0

When copying large files (50+GB) from an NVMe disk to a SATA 7200rpm HDD disk I see the following error in the logs on a fully patched Ubuntu 20.04:

Aug 08 00:45:59 host kernel: ata6.00: exception Emask 0x20 SAct 0x0 SErr 0x0 action 0x6 frozen
Aug 08 00:45:59 host kernel: ata6.00: irq_stat 0x20000000, host bus error
Aug 08 00:45:59 host kernel: ata6.00: failed command: WRITE DMA EXT
Aug 08 00:45:59 host kernel: ata6.00: cmd 35/00:08:30:a2:e0/00:00:e8:00:00/e0 tag 23 dma 4096 out
                                    res 50/00:00:00:00:00/00:00:00:00:00/00 Emask 0x20 (host bus error)
Aug 08 00:45:59 host kernel: ata6.00: status: { DRDY }
Aug 08 00:45:59 host kernel: ata6: hard resetting link
Aug 08 00:46:00 host kernel: ata6: SATA link up 6.0 Gbps (SStatus 133 SControl 300)
Aug 08 00:46:00 host kernel: ata6.00: configured for UDMA/133
Aug 08 00:46:00 host kernel: ata6: EH complete

ata6.00 is the disk which is being written to.
The issue is intermittent. Sometimes does not appear for 24 hours, sometimes a couple times per hour. Often times the disk recovers, but sometimes the filesystem just becomes corrupt, needs to be unmounted, repaired (if possible) and remounted.

What I tried:

  1. I tried 3 different brands of HDD. All have the same issue.
  2. I suspected hardware issue.

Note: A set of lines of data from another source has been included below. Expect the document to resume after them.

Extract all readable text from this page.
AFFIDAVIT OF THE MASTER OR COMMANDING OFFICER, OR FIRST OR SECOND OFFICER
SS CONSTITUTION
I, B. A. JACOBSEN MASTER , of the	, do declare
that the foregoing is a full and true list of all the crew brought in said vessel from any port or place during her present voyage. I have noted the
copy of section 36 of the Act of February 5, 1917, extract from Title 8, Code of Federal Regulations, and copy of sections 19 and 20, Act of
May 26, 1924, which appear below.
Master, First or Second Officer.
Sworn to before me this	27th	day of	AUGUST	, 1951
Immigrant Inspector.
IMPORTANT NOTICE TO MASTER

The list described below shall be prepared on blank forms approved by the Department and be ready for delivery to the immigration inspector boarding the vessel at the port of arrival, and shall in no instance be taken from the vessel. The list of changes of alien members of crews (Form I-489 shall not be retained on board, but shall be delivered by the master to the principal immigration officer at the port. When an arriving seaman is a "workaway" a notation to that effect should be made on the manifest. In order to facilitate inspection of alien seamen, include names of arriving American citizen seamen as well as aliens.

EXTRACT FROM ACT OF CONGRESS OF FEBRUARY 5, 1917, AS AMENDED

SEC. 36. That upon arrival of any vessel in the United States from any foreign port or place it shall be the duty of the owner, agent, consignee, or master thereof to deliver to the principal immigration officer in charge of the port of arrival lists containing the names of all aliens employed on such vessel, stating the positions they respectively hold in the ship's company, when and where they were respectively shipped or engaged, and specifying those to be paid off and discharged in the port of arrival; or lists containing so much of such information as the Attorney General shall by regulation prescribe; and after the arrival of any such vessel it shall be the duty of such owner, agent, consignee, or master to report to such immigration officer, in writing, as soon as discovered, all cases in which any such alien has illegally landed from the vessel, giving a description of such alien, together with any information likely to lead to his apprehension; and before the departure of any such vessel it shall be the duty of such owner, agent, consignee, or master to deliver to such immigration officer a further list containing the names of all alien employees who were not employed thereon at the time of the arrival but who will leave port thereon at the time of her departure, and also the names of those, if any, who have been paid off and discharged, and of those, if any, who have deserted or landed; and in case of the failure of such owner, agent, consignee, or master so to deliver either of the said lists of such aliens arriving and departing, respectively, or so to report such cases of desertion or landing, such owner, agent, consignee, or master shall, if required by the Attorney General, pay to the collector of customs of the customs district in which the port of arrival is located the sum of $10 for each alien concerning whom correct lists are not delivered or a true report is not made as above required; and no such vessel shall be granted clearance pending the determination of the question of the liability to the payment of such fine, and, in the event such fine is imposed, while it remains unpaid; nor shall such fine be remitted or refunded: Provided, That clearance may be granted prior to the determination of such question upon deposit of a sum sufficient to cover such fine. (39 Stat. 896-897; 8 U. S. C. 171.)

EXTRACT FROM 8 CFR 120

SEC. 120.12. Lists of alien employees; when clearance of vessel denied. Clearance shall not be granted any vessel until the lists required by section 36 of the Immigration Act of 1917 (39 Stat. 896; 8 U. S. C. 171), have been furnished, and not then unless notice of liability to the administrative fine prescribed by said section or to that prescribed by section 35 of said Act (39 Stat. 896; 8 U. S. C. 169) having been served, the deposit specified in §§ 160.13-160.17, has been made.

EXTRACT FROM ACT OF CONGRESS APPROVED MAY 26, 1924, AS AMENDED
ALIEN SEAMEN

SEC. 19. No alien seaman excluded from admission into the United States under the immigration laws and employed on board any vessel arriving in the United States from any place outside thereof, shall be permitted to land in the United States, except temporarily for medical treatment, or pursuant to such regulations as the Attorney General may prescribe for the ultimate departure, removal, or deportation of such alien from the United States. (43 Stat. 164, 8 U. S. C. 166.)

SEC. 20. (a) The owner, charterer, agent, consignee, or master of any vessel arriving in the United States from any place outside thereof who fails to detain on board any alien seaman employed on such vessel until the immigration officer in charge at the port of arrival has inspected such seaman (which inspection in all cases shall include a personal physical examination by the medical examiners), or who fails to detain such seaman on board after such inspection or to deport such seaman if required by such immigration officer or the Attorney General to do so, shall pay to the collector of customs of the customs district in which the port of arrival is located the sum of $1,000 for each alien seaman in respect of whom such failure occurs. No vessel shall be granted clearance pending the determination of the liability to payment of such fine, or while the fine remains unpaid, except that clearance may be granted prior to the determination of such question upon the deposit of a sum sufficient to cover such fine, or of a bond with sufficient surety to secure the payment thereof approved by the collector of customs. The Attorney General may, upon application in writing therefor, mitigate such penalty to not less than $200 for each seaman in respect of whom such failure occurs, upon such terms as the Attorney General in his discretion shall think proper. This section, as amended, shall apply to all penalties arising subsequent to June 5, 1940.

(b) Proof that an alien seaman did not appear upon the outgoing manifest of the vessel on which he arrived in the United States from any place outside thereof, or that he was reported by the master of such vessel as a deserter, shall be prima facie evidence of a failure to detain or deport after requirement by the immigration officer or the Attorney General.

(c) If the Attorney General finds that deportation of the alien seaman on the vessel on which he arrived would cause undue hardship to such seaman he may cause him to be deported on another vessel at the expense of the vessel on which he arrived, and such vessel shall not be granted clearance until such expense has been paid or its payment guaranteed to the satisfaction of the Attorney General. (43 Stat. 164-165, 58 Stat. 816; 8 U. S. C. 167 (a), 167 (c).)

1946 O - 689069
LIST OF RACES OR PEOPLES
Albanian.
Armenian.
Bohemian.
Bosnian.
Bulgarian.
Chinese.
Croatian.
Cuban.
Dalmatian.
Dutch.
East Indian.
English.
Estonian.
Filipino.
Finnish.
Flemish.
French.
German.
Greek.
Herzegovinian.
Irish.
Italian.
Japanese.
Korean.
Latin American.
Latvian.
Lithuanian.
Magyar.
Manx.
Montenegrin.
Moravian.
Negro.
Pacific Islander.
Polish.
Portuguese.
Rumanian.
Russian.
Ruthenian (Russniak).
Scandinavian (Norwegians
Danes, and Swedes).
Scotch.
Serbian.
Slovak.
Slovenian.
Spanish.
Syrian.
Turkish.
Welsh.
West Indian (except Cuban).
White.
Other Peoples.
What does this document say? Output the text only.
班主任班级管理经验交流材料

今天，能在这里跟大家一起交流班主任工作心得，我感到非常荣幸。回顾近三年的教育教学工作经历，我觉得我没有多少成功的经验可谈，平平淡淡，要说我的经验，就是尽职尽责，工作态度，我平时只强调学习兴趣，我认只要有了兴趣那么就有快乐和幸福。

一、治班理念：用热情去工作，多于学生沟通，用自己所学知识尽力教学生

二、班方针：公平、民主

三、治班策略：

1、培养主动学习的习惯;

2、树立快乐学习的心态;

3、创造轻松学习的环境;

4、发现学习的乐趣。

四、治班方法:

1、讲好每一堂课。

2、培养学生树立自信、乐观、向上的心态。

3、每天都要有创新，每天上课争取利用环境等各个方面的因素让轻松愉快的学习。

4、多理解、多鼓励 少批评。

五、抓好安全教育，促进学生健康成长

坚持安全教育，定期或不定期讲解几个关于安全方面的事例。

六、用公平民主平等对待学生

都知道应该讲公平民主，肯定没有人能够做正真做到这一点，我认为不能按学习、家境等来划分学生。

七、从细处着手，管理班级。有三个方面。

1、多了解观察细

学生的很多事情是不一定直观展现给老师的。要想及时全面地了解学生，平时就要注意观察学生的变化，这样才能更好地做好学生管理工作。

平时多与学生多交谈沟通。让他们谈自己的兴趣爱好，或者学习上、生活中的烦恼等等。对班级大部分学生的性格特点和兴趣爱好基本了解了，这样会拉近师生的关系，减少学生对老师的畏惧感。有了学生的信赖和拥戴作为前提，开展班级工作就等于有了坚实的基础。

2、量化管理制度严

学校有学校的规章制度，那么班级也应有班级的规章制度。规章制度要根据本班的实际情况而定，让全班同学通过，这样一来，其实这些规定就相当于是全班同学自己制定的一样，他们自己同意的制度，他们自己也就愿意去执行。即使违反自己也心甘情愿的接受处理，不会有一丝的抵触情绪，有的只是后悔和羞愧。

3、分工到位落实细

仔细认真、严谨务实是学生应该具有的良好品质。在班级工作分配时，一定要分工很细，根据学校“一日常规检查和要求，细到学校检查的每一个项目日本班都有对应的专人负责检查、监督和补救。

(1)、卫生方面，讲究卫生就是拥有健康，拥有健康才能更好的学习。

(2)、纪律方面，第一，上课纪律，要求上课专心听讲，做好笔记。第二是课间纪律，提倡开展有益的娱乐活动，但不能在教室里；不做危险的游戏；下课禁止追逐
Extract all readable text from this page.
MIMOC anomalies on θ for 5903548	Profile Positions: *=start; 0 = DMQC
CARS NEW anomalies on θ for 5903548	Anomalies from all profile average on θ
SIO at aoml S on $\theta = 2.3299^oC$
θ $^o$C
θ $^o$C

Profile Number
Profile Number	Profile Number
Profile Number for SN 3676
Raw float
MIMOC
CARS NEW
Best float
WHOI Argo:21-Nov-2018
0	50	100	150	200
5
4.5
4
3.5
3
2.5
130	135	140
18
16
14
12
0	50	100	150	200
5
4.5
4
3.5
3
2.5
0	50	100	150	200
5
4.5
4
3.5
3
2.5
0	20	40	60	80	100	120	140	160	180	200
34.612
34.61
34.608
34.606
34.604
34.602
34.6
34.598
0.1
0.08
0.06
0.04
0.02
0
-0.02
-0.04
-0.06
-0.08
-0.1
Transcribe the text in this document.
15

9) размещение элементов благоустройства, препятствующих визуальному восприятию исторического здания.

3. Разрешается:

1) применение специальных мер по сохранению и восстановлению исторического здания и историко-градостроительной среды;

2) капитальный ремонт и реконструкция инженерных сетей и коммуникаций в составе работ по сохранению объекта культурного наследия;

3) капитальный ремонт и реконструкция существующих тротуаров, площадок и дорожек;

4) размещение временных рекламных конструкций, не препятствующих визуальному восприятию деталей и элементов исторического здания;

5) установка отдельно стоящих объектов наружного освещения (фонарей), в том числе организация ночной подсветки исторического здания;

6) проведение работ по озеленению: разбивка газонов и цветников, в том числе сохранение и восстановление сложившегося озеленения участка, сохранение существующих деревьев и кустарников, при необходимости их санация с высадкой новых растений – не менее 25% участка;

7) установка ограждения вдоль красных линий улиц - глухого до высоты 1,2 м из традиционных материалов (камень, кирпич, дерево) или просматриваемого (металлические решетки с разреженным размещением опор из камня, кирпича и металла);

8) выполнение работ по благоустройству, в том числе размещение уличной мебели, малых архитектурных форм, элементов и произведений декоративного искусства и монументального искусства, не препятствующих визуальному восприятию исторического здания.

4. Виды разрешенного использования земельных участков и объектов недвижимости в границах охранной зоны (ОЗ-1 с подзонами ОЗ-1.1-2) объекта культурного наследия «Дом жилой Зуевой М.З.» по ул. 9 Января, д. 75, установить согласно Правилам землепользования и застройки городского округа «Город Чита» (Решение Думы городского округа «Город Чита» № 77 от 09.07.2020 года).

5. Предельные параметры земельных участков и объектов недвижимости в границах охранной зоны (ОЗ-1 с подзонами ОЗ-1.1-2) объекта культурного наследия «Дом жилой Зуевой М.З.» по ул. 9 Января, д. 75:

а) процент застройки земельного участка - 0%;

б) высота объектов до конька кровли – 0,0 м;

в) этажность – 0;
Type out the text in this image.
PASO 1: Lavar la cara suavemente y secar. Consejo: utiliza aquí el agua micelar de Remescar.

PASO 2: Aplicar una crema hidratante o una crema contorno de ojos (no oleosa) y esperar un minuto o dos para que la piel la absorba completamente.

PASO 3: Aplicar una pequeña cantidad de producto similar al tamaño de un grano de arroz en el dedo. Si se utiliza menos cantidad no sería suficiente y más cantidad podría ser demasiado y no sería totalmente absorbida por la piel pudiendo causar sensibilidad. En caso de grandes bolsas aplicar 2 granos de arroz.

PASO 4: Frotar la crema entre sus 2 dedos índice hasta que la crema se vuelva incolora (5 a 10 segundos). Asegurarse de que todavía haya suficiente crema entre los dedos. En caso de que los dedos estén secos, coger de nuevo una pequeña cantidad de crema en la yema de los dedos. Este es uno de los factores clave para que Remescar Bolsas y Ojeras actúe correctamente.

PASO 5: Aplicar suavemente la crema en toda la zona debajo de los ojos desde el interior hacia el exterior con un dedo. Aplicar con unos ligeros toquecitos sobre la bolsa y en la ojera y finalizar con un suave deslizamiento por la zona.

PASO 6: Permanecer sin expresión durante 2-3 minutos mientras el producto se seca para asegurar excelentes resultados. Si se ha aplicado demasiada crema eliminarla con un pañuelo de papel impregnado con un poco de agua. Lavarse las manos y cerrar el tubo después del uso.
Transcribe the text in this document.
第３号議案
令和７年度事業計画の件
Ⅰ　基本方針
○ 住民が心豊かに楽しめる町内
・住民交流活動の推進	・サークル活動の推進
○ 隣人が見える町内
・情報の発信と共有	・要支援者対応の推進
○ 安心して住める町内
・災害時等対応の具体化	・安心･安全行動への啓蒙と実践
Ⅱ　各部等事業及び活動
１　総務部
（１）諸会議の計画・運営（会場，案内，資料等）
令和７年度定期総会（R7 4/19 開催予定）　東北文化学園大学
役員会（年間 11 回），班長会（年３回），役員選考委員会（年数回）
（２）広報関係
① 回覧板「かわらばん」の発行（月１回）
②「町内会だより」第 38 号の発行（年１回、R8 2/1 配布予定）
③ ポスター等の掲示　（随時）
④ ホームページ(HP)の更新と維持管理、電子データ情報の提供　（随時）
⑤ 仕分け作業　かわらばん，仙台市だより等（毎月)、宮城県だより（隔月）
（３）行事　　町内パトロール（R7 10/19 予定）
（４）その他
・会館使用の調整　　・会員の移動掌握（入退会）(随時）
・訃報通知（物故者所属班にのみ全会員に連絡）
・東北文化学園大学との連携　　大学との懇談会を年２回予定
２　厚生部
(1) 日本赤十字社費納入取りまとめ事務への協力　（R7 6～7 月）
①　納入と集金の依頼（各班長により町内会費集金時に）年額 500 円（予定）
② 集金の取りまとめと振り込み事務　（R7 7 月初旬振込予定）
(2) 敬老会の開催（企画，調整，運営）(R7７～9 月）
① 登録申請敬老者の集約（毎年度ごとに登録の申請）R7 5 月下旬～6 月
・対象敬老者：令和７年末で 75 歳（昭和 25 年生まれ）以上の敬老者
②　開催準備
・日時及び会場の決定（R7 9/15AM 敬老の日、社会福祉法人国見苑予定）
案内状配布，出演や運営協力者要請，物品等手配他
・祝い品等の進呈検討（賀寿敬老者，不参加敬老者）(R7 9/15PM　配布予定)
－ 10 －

I replaced the motherboard and SATA cables. None of this helped.
  3. I have another server with an identical configuration. The issue does not occur there. Same workload.
  4. I have yet another server with a completely different configuration (Intel vs. AMD). The issue occurs there. Same workload.
  5. I disabled NCQ via echo 1 > /sys/block/sda/device/queue_depth. Did not help.

I ran out of ideas...
These are all data center grade components. Given the steps I've taken, I suppose it's not a hardware manufacturing defect.
Could this be software/OS/BIOS related?
Any ideas what else should I try?

mike
  • 221
  • 1
  • 4
  • 12
  • What are data center grade components? What is the HBA you are using? What is the motherboard? What is the RAM? – Michael Hampton Aug 10 '21 at 21:40
  • There is no HBA. The disks connect directly to SATA ports on the MB. The motherboard is Supermicro MBD-X11SPM-F-O. RAM is Samsung DDR4-3200, 8GB, ECC RDIMM, 1Rx8, 288pin. – mike Aug 11 '21 at 06:43
  • This still looks like a controller or cabling issue, but you might run `smartctl -a` on the disks to see if they have recorded errors. – Michael Hampton Aug 11 '21 at 13:14
  • It does show errors, but they're cryptic to me. Not sure where to go from there. https://gist.github.com/ceecko/c74c2aafc7d0b7fa1f9ad9a71e7d4717. I suspected controller or cabling issue but since both were replaced, I think the chances of both being bad are slim... – mike Aug 11 '21 at 17:54
  • You said you had multiple disks, but that gist shows the results for only one. Where are the rest of them? – Michael Hampton Aug 11 '21 at 17:57
  • I have just updated the gist with all the disks, including nvme disk which is used as a source for copy. – mike Aug 12 '21 at 06:46
  • Only _one_ of the three disks is showing these errors. You should try replacing this disk. – Michael Hampton Aug 12 '21 at 11:43
  • It does not seem to be the disk though. The `/dev/sdc` is connected via `ata6` and is used as a boot disk. This disk has failed even though there's nothing in the smart log. At that time, the disk with errors was mounted but not used. Do you think `/dev/sda` could have caused `/dev/sdc` to fail in such a way? As mentioned previously, these disks are the 3rd type of disks I tried. It would be a great coincidence to have 3rd batch of disks with the same issues I guess. – mike Aug 12 '21 at 17:56

2 Answers2

1

Perhaps this is more a problem of operating temperature? As the disk becomes constantly in use, its physical position and heat gain to loss ratio gets too high leading to erratic behaviour?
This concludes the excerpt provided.